Als ich von der Toilette zurückkehrte, bin ich noch tief beeindruckt, daß die Spiegel dort so aufgestellt waren, daß ich meinen eigenen Hintern bewundern konnte. Außerdem stellte ich bei einem Blick aus dem Fenster fest, daß die Sonne außergewöhnlich hell und warm schun.
Ich entschließe mich, das Seminar abzubrechen. Das Ganze kommt mir vor, wie eine Misswahl. Die Veranstaltung führt mir eine Szene aus einem Film vor Augen, in dem jede potentielle Miss-Sonstwas-Anwärterin am Ende ihrer Körperpräsentation was besonders geistreiches sagen soll, damit die Jury zur Kenntnis nehmen kann, daß sie ein ganz besonderer Mensch ist.
Ich schleiche mich leise in den Seminarraum und greife unauffällig nach meiner Handtasche, als mich Gerhard doch noch erwischt.

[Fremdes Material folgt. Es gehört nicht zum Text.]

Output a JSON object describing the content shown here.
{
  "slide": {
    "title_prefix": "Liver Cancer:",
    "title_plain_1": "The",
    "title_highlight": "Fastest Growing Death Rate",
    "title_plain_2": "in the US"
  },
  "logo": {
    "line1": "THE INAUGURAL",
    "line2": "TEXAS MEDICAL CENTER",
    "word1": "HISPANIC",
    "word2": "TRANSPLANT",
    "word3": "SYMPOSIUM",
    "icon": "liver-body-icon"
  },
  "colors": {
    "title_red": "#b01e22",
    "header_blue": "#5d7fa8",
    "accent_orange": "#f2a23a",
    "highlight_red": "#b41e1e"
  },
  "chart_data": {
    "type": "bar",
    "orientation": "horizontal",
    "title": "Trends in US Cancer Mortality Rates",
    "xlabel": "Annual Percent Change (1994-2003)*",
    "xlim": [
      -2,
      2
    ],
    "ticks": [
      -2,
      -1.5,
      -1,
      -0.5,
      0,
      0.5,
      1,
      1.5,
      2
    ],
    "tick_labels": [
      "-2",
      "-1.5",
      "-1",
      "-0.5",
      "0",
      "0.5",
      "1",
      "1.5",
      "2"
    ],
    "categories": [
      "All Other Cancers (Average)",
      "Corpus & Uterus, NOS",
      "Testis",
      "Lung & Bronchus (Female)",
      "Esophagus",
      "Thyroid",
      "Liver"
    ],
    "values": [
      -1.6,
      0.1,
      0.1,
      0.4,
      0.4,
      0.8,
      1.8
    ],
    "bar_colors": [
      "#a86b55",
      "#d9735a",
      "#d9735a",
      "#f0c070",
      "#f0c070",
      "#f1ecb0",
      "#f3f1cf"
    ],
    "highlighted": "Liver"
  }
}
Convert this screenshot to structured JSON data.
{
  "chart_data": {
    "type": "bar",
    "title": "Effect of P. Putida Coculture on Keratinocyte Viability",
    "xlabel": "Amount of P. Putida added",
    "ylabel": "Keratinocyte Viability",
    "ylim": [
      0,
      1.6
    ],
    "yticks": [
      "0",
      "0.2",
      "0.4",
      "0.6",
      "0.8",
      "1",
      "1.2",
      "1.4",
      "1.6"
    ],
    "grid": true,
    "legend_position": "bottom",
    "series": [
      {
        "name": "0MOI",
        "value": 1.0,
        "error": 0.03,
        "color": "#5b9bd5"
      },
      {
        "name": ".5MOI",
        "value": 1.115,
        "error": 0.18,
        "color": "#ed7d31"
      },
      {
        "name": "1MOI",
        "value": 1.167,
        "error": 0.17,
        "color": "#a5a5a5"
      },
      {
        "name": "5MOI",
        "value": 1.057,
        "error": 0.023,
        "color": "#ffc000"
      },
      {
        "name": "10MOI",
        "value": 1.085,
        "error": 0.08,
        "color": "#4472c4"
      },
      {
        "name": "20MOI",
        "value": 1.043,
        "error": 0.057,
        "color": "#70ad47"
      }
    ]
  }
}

„Nuf, Du warst noch nicht dran. Komm doch schnell noch nach vorne, damit Du die Übung auch mitmachen kannst.“ Ich will eigentlich nicht, aber alle blicken mich so erwartungsvoll an. Also gehe ich in den Kreis der Klonweibchen und sage voller aufrichtiger Begeisterung: „Ich wünsche mir Weltfrieden!“
Stille. Ich verlasse gutgelaunt den Raum.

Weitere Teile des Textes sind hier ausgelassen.